Usually, I would be starting a new quilt now (or 2 or 5 ... well, yes, it has been known to happen), and I will soon start preparing a new applique-quilt, but I'm not starting just yet. I'm knitting instead.
I've been knitting "seriously" since I was 13 (and that is now so many moons ago that I don't care to think about it), Kaffe Fasset style from his first publication in "Creative Knitting" (a book released by Penguin back in the 1980es, not the now magazine), Scandinavian style two- (or more) colour knitting, just about any wild thing you can think of.
Unfortunately, my wrists don't hold up well to lots of knitting or really big projects.

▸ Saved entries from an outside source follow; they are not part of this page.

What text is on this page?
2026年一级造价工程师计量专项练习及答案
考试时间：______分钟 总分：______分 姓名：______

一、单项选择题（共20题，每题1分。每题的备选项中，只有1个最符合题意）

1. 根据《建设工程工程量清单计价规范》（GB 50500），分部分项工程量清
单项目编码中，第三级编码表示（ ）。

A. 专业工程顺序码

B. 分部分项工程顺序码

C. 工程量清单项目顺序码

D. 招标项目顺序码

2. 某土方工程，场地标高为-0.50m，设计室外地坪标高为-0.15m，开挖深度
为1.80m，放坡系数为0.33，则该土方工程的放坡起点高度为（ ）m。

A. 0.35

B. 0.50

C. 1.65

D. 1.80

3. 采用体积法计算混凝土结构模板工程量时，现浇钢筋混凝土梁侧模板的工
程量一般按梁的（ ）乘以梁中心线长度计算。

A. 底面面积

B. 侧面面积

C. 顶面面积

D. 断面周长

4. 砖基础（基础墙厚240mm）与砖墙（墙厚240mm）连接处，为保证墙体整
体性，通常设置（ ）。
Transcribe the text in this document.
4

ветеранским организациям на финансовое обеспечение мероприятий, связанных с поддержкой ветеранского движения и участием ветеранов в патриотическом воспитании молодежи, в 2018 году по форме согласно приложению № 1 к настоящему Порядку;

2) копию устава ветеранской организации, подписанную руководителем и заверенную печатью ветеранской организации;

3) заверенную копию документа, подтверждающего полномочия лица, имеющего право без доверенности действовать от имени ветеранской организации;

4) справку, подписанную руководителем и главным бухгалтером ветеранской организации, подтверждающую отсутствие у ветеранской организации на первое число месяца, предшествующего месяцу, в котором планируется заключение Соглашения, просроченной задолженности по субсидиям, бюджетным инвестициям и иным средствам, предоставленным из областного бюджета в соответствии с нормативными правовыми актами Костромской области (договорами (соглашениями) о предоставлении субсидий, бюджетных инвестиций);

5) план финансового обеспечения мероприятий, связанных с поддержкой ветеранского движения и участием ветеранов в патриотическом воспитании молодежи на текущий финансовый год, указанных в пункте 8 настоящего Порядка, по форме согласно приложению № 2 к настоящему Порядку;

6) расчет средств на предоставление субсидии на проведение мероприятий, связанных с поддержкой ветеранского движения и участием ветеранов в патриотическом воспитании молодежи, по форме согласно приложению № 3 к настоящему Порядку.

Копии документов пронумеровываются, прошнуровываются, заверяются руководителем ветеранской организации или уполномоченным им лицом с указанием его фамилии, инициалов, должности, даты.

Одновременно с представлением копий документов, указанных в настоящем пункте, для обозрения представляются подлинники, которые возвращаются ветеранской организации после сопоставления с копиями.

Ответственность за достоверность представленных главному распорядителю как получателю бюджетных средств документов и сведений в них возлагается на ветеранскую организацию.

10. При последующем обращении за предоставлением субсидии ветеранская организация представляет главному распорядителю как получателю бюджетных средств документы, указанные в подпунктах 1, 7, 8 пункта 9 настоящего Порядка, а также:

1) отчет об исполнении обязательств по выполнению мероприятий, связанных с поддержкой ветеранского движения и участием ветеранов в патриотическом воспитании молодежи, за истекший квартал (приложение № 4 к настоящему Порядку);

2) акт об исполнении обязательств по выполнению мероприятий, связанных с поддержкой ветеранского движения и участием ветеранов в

It has helped enormously that I changed my needles from steel to hard-wood, but still, I can't overdo it, so a balance between sewing/quilting and knitting is nice :-)
And for knitting in front of the TV, I need something mindless. This is where the Opal-yarns come in. No-brainers with lots of patterning and stripes. Not always beautiful, but always interesting. Besides, who's ever going to see them, apart from yours truly ? so if they turn out hideous, it doesn't matter.
And then, yesterday, I went shopping
Small basement-shop going out of business. I only found out she exists 2 weeks ago, so yesterday was probably a 3-in-1 shopping : first, last and only. Too bad. She had some nice yarns
One of the nicest was the St. Magnus angora. Six skeins went home with me, and the first skein is almost knit up :-) Scarf on your right. It will get another skein, and then - hopefully - be large enough to look good as well as be warm and nice.
I might be looking at getting more ... wouldn't it be gorgeous with a triangluar shawl, knit up in the softest of angora-yarns and lace-knitting ?
But not now.
Particularly not seeing that I got something like 20 skeins of the Opal-yarns. Kiddies will get socks as well as myself, but even if DMiLaw gets some of it (and she will, if she wants to), there will be plenty of yarn to keep me in knitting for the rest of this winter ... and probably some :-)
1 comment:
WOW!! Look at all that sock yarn. That looks like a fun winter spent knitting.